Similarly, I have spent years and years telling myself and others about my lack of creativity. I don’t feel creative, generally. I don’t see myself as artistic. I don’t consider things that I do as a hobby, such as writing, to be something of particular worth. I know how insanely self-deprecating that sounds, I hate myself for even typing the words.
But I don’t mean as a VALIDATE ME VALIDATE ME cry for help. I’m generally not bothered by overall adequateness instead of specialized excellence. Do I wish I had one talent that is clearly superior to all my other talents? A talent that makes me special, marketable, successful in that craft? Sure, that’d be fun. Especially if it was like luge or ship in a bottle making or something. But oh well.

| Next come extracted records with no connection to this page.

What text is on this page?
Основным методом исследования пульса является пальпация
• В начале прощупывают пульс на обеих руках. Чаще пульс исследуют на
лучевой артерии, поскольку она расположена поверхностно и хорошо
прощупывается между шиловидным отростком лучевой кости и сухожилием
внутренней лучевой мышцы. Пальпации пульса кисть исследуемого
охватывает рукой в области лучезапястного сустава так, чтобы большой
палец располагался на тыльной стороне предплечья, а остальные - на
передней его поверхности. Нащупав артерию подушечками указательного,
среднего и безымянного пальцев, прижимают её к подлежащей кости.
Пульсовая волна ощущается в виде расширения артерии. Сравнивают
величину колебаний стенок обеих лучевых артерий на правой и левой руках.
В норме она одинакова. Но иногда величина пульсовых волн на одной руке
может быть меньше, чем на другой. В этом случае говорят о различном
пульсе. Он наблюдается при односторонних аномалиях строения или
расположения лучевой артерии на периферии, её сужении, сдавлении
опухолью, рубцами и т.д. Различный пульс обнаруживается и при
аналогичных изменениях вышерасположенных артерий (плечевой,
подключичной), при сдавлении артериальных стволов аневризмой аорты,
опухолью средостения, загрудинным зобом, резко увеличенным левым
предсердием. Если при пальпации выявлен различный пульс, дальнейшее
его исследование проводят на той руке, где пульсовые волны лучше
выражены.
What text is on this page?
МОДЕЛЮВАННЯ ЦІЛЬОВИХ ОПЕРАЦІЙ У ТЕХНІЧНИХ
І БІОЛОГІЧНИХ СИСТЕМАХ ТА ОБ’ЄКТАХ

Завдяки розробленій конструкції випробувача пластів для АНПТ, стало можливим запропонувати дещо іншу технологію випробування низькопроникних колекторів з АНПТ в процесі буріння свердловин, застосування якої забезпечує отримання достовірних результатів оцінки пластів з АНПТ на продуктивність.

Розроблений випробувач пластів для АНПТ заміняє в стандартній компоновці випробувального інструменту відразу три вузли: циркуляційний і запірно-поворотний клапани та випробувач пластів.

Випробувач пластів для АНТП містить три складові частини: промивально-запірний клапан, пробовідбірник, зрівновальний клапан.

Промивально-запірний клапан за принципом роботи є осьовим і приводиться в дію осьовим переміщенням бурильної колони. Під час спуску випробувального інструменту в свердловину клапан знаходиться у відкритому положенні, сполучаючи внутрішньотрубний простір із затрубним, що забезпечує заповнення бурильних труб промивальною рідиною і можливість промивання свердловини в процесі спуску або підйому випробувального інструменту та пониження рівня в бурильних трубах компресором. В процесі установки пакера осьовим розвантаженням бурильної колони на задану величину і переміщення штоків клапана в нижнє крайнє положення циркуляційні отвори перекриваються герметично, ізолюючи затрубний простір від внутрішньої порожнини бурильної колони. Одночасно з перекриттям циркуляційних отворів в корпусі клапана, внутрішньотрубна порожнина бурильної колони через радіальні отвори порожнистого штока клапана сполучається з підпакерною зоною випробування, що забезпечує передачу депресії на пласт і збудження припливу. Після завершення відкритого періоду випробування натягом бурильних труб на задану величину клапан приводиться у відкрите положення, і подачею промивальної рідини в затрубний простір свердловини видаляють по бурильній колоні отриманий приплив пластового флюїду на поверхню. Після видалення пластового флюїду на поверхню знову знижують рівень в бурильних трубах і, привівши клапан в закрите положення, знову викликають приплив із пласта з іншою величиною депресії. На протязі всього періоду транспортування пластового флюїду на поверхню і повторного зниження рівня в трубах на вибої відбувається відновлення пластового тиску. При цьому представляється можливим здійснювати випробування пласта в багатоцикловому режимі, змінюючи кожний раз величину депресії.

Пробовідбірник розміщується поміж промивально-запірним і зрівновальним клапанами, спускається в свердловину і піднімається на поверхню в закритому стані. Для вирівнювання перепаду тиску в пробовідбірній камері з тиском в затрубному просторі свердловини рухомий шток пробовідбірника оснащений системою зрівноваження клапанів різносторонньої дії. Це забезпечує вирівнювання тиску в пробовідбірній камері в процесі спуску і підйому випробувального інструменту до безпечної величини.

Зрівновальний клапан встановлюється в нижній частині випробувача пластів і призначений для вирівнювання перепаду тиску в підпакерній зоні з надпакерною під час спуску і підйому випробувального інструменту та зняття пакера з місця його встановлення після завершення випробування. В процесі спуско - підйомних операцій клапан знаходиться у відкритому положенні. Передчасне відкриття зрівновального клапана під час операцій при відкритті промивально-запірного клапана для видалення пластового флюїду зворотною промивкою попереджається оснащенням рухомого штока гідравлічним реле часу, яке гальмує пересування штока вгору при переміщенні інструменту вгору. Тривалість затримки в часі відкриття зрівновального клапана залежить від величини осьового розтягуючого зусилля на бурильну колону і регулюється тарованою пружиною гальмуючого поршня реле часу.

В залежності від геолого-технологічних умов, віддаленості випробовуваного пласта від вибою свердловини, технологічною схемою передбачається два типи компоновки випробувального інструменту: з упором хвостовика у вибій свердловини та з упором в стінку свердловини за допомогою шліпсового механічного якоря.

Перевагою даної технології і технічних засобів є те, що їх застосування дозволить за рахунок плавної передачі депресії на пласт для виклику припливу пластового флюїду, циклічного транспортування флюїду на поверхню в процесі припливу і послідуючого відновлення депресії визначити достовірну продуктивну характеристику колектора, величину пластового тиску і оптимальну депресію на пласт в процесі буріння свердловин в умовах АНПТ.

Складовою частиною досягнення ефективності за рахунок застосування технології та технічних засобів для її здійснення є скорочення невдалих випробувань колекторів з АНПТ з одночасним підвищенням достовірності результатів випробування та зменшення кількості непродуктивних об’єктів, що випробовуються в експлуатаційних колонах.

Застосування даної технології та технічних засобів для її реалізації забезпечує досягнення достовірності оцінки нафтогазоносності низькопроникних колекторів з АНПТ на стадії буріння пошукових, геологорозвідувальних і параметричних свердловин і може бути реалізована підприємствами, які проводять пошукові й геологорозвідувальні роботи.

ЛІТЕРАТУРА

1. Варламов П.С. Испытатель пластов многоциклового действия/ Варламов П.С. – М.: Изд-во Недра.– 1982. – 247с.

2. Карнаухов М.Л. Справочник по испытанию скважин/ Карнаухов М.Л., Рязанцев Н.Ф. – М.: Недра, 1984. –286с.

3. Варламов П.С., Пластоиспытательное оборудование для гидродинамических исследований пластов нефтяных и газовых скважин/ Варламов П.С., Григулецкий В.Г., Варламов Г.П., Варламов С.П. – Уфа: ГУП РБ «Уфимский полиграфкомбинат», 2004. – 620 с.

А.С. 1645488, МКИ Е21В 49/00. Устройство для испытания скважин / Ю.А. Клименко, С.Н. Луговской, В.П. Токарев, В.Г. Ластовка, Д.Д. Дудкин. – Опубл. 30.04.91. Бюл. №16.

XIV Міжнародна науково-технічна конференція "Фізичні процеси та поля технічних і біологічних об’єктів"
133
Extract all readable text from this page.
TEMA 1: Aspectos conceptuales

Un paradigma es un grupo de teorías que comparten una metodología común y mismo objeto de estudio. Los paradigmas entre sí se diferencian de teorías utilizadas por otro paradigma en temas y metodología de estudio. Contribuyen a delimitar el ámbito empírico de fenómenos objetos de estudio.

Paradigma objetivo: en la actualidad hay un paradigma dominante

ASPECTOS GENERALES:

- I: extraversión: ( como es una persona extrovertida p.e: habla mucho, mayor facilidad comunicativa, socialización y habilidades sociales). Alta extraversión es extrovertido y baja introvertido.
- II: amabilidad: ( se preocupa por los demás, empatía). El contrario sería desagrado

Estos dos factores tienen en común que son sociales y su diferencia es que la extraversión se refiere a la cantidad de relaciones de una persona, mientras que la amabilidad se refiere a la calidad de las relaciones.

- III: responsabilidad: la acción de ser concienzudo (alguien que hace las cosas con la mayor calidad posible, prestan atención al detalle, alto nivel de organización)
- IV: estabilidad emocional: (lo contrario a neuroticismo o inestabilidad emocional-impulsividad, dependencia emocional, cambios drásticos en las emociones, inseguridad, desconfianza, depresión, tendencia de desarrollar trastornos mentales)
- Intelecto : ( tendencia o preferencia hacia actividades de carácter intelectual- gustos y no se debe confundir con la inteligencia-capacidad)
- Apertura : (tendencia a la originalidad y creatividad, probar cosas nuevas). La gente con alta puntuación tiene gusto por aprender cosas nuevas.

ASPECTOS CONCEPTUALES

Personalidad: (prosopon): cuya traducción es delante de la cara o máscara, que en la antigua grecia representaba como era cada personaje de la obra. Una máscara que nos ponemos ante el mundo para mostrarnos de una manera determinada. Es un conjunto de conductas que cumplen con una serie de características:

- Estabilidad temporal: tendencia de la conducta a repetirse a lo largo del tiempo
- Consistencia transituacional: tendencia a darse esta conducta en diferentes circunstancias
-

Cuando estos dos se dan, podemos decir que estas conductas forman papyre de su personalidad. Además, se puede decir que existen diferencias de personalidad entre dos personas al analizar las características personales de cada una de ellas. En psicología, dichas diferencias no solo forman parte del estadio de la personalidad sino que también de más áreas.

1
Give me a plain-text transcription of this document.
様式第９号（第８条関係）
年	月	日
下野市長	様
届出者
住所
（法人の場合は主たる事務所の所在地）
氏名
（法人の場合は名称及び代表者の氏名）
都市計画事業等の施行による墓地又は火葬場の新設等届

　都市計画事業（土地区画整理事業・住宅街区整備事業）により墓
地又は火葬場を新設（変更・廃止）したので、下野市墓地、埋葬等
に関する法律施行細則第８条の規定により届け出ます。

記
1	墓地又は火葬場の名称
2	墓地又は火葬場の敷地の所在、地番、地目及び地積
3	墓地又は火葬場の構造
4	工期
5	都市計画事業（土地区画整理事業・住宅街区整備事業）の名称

I see Dave with hockey, the way he loves, is good at it, how he excels and is compensated for that achievement, and while that’s truly a wonderful gift I realize there are downfalls to that way of being as well. Dave knows what his special talent is, other people recognize he, he is living it, but it has an expiration date. (March 2014? Just asking.) So while I have this vague sense that all my general talent will allow me to try any number of professions if someone will just give me a chance, Dave has this acute anxiety that no one will give him a chance since the time spent on his one great ability has left him without that overall skill level that makes you adaptable in the wider world. We’ve all got problems, yo.
So lately I’ve been focusing on shutting down the thought that, though I am a writer and spend considerable time ‘creating’ ever week, I am not creative. I am. I think of things then I write them down then I make them longer or shorter and mold them and shape them. And sometimes I share what I created and other people read it and it resonates and if that’s not art I don’t know what is. So I am. Creative. I can. Write.
Jack of all trades, working on mastering the next one. Working on it and putting in some hours so I can surprise myself just like the time I found out that I could run and run for miles and miles.